WASHINGTON — The Department of Homeland Security today announced that an additional 15,000 H-2B visas for temporary nonagricultural workers will be available for Fiscal Year 2018, in addition to the 66,000 visas already issued this year.
DHS said Secretary Kirstjen Nielsen approved the visas after consulting with Labor Secretary Alex Acosta, lawmakers and business owners and determining “there are not sufficient, qualified, U.S. workers available to perform temporary non-agriculture labor to satisfy the needs of American businesses.”
Last July, then-DHS Secretary John Kelly similarly announced 15,000 more H-2B visas above the 66,000 annual cap for businesses able to prove they’d suffer “irreparable” financial harm without the immigrant labor.
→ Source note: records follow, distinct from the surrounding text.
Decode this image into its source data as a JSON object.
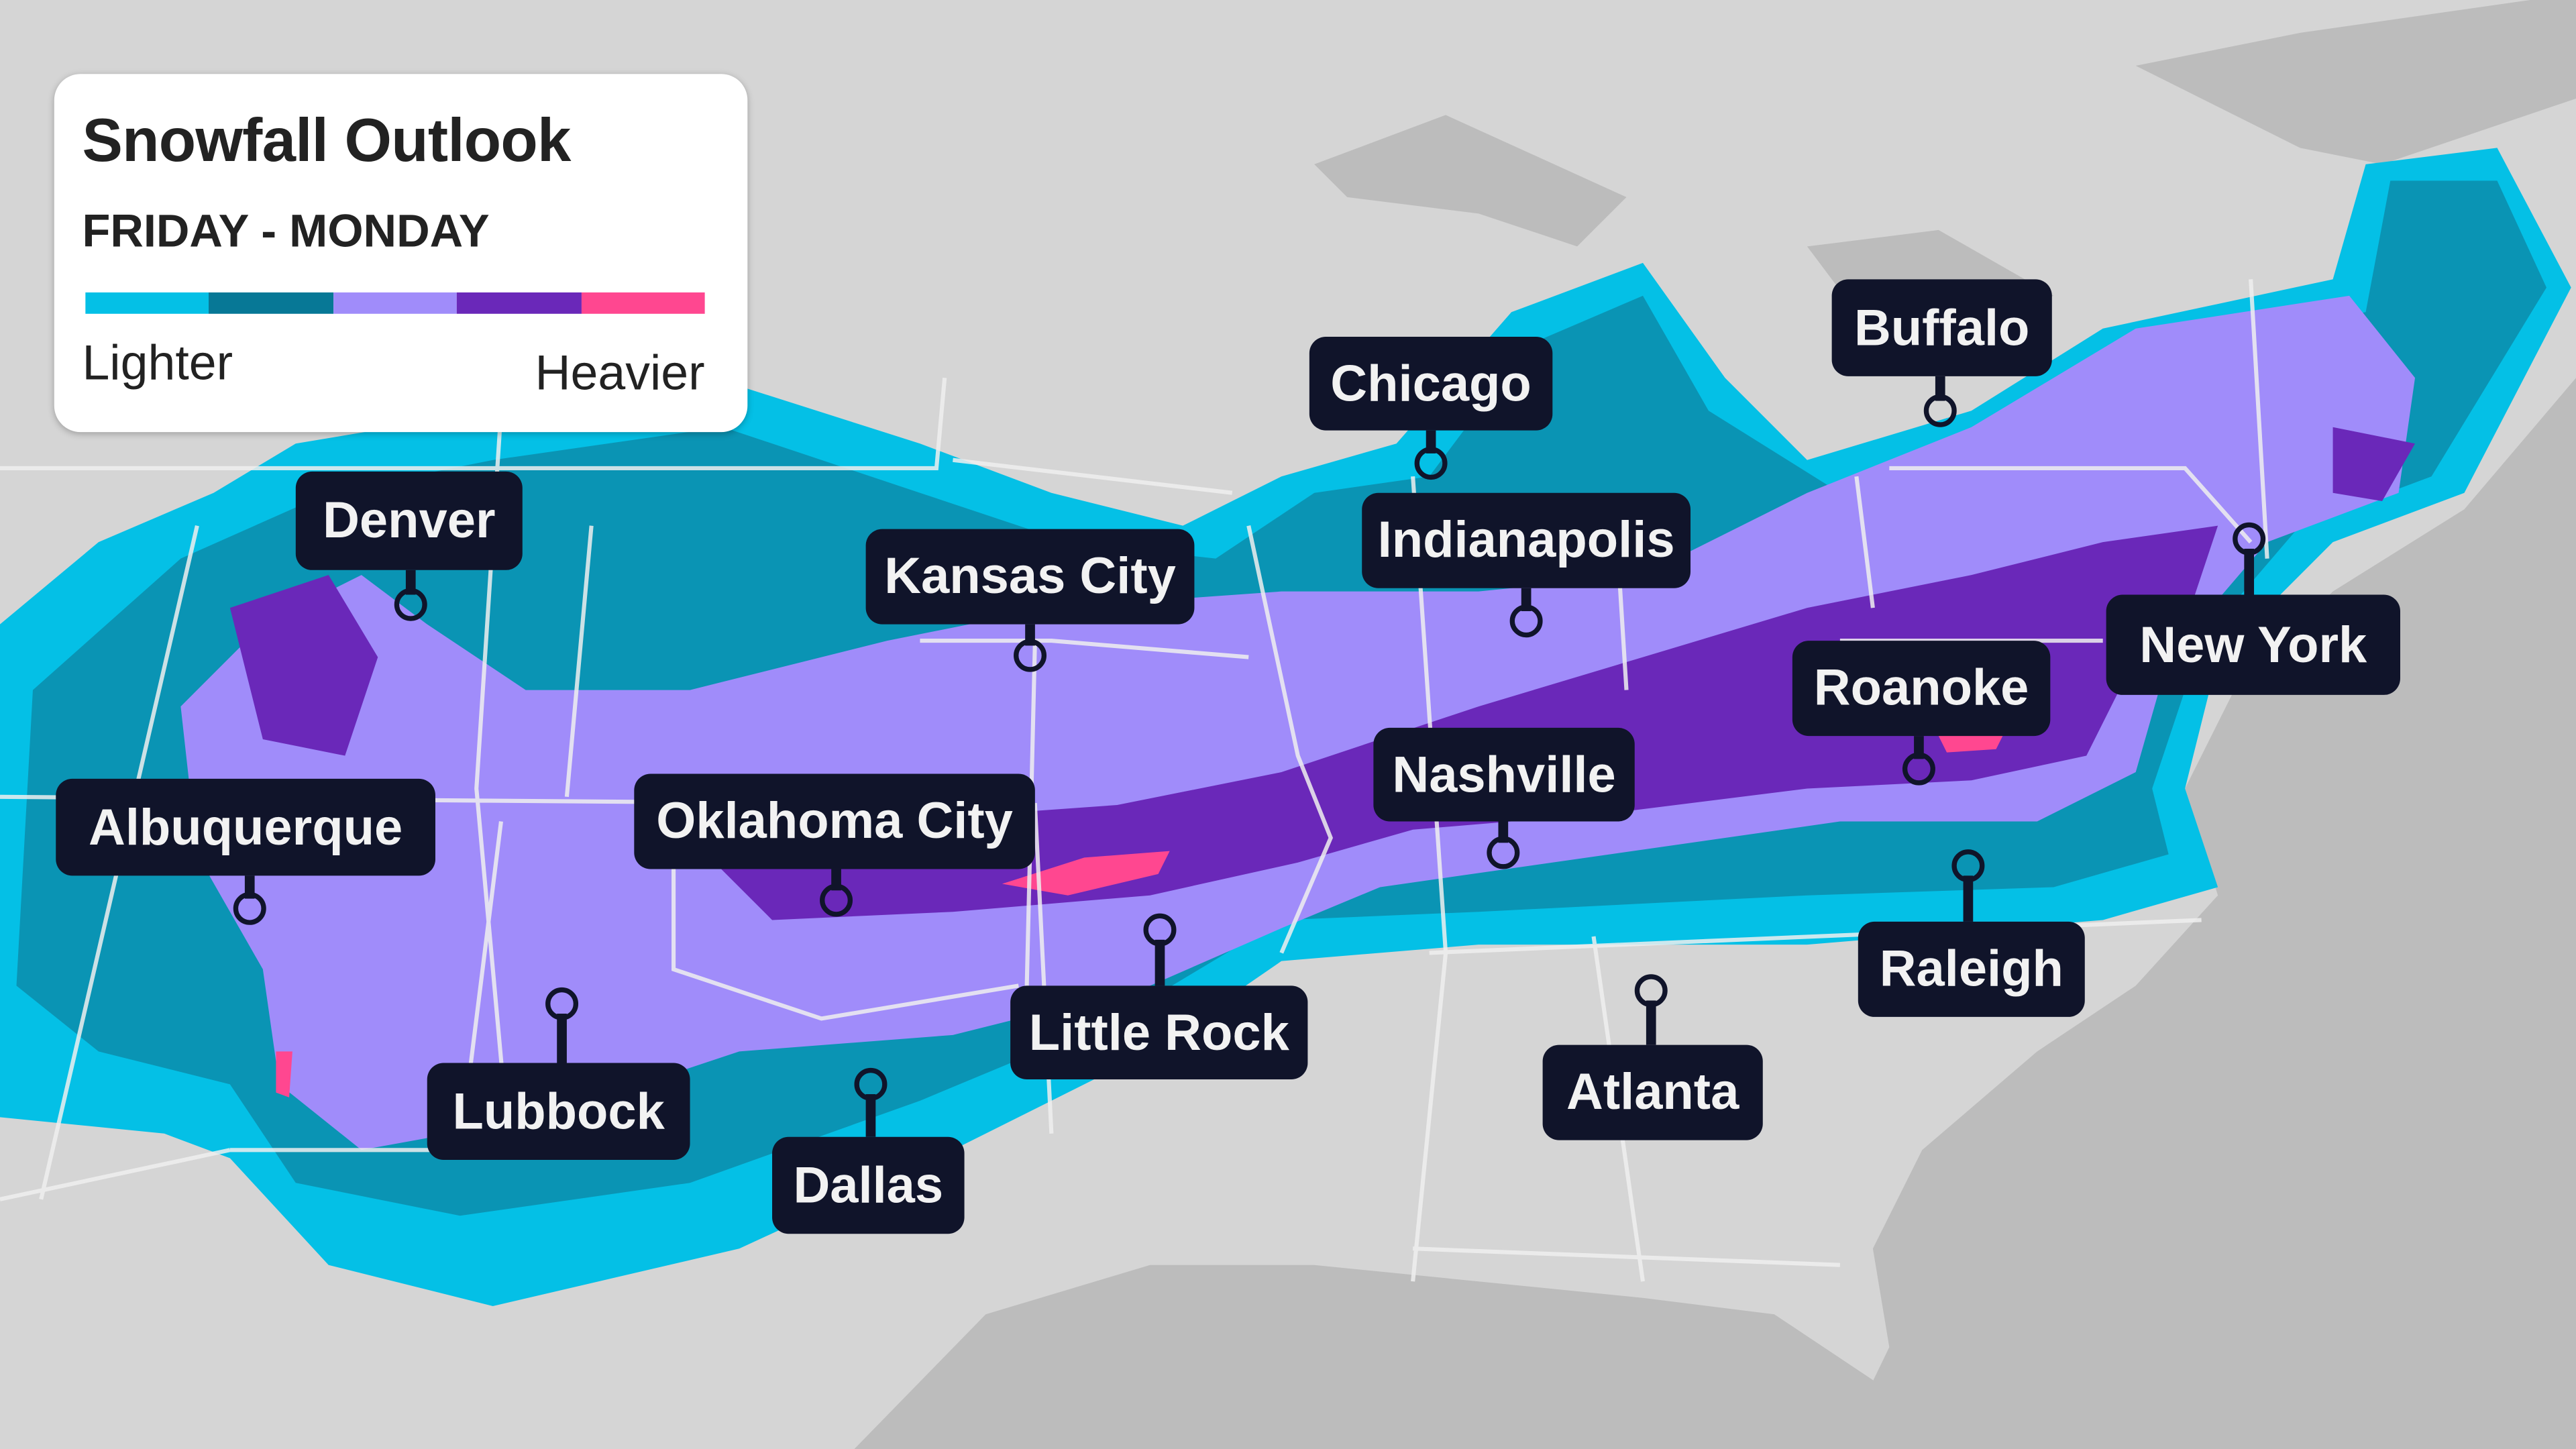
{
  "legend": {
    "title": "Snowfall Outlook",
    "period": "FRIDAY - MONDAY",
    "low_label": "Lighter",
    "high_label": "Heavier",
    "scale_colors": [
      "#04c0e6",
      "#077896",
      "#a08cfa",
      "#6a28b9",
      "#ff4790"
    ]
  },
  "map_colors": {
    "land": "#d5d5d5",
    "water": "#bcbcbc",
    "borders": "#eeeeee"
  },
  "cities": [
    {
      "name": "Denver"
    },
    {
      "name": "Chicago"
    },
    {
      "name": "Buffalo"
    },
    {
      "name": "Kansas City"
    },
    {
      "name": "Indianapolis"
    },
    {
      "name": "New York"
    },
    {
      "name": "Roanoke"
    },
    {
      "name": "Albuquerque"
    },
    {
      "name": "Oklahoma City"
    },
    {
      "name": "Nashville"
    },
    {
      "name": "Little Rock"
    },
    {
      "name": "Lubbock"
    },
    {
      "name": "Dallas"
    },
    {
      "name": "Raleigh"
    },
    {
      "name": "Atlanta"
    }
  ]
}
Industries including fishing and tourism had lobbied for more low-wage, seasonal immigrant labor, saying they didn’t have enough maids, dishwashers, and other low-skilled employees for the summer.
“The limitations on H-2B visas were originally meant to protect American workers, but when we enter a situation where the program unintentionally harms American businesses it needs to be reformed,” Nielsen said today. “I call on Congress to pass much-needed reforms of the program and to expressly set the number of H-2B visas in statute. We are once again in a situation where Congress has passed the buck and turned a decision over to DHS that would be better situated with Congress, who knows the needs of the program.”
“As secretary, I remain committed to protecting U.S. workers and strengthening the integrity of our lawful immigration system and look forward to working with Congress to do so,” she added.
Last year, enough petitions had been received to hit the 66,000 cap by March. This year, U.S. Citizenship and Immigration Services said it had received enough petitions to hit the cap by Feb. 27.
Starting this week, eligible petitioners for H-2B visas can file Form I-129, Petition for a Nonimmigrant Worker.
President Trump said at a rally at the end of April that he would let in more guest workers to help ease the pain of farmers hit by trade warring.
“The unemployment picture is so good, it’s so strong, that we have to let people come in,” he said. “They’re going to be guest workers. They’re going to come in, they’re going to work on your farms … but then they have to go out.” That proposal received a lackluster reception from the Washington Township, Mich., crowd.